Confrontos entre gangues paralisaram e mancharam de sangue um setor de Porto Príncipe, capital do Haiti, cuja população sofre com a inflação e escassez crítica de combustíveis, que dificulta a ajuda humanitária.
Desde a última sexta-feira, rajadas de tiros são ouvidas durante todo o dia em Cité Soleil, bairro pobre e densamente povoado de Porto Príncipe onde duas facções rivais se enfrentam, enquanto a polícia, carente de funcionários e equipamentos, mantém-se à margem. Apenas na última semana, os confrontos deixaram 89 mortos, 16 desaparecidos e 74 feridos por tiros ou armas brancas, segundo a Rede Nacional de Defesa dos Direitos Humanos.
Nos bairros marginais que se ergueram ali nas últimas quatro décadas, milhares de famílias não têm escolha, a não ser se resguardar em casa, sem poder se abastecer de comida ou água. Alguns moradores são vítima de balas perdidas mesmo dentro de suas residências precárias, mas ambulâncias não podem circular livremente na área para socorrer os feridos.
"Pedimos a todos os beligerantes que permitam a passagem de ajuda até o Brooklyn", área de Cité Soleil onde se concentra a violência, "e que poupem a vida dos civis", pediu ontem o chefe da missão local da Médicos sem Fronteiras, Mumuza Muhindo.
- 'Campo de batalha' -
A ONG, prejudicada em suas operações de evacuação de vítimas, atende uma média de 15 feridos por dia desde sexta-feira em seu hospital, perto de Cité Soleil.
Os confrontos mortais entre gangues afetam as atividades em toda a capital, uma vez que em Cité Soleil se encontra o terminal de petróleo que alimenta Porto Príncipe e o norte do Haiti.
Nem uma gota de gasolina sai dos postos da capital, o que fez disparar os preços do combustível no mercado negro.

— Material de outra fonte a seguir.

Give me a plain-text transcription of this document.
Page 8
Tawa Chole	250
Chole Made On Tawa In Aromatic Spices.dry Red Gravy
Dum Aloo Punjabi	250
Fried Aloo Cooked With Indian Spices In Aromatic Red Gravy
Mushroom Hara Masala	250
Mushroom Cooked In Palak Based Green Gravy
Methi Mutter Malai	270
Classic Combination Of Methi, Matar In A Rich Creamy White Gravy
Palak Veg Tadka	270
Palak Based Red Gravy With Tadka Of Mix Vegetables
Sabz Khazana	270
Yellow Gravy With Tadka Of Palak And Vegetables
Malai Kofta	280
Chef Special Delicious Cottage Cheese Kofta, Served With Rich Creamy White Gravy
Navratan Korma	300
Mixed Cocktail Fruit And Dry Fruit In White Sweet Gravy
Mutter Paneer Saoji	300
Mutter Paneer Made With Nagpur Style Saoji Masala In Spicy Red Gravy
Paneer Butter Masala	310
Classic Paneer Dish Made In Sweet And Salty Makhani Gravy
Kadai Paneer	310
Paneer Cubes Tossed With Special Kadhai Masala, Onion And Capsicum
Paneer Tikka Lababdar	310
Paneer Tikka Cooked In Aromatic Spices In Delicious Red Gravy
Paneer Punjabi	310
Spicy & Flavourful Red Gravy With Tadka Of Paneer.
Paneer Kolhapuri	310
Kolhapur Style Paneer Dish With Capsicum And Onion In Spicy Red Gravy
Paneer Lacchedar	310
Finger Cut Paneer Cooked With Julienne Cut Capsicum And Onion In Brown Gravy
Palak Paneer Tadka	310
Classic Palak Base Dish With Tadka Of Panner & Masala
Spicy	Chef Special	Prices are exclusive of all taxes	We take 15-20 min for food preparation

Mototaxistas revoltados com essa situação ergueram ontem barricadas nas principais estradas de Porto Príncipe, sendo possível apenas realizar deslocamentos curtos de moto dentro dos bairros.
Moradores da capital lutavam para organizar suas atividades cotidianas, já prejudicadas pelo risco de sequestro. Há mais de dois anos, as gangues multiplicaram os sequestros na cidade, que têm como alvo pessoas de todos os níveis socioeconômicos e nacionalidades.
Gozando de uma impunidade generalizada, os grupos criminosos intensificaram suas atividades nas últimas semanas: pelo menos 155 sequestros foram registrados em junho em comparação com maio, que totalizou pelo menos 118, segundo o relatório mais recente do Centro de Análises e Pesquisa de Direitos Humanos, publicado nesta quarta-feira.
- Exílio -
Muitos haitianos fogem para a República Dominicana ou para os Estados Unidos. Outros, sem dinheiro ou vistos, arriscam a vida em embarcações improvisadas, com a esperança de chegar à Flórida. Outros tantos ficam bloqueados na costa cubana ou das Bahamas, ou são detidos no mar por guardas americanos.
Mais de 1.200 migrantes em situação irregular foram devolvidos ao Haiti apenas em junho, segundo estatísticas do escritório nacional de migração. Quando voltam, encontram dificuldade para sobreviver, aceitando empregos informais no país, onde a inflação anual ultrapassa a barreira dos 20% há três anos. Economistas alertam que essa taxa pode ultrapassar 30% no fim do ano, devido ao impacto da guerra na Ucrânia na economia mundial.
"Constatamos um aumento significativo da fome na capital e no sul do país, sendo Porto Príncipe a cidade mais duramente atingida", disse nesta semana Jean-Martin Bauer, diretor do Programa Mundial de Alimentos (PAM) no Haiti. A agência da ONU usa rotas aéreas e marítimas para enviar ajuda ao sul e ao norte do país, a fim de evitar os arredores de Porto Príncipe, que está nas mãos das gangues.
Quase metade dos 11 milhões de haitianos sofre com a insegurança alimentar, dos quais 1,3 milhão enfrenta uma emergência humanitária que precede a fome, segundo a classificação do PMA.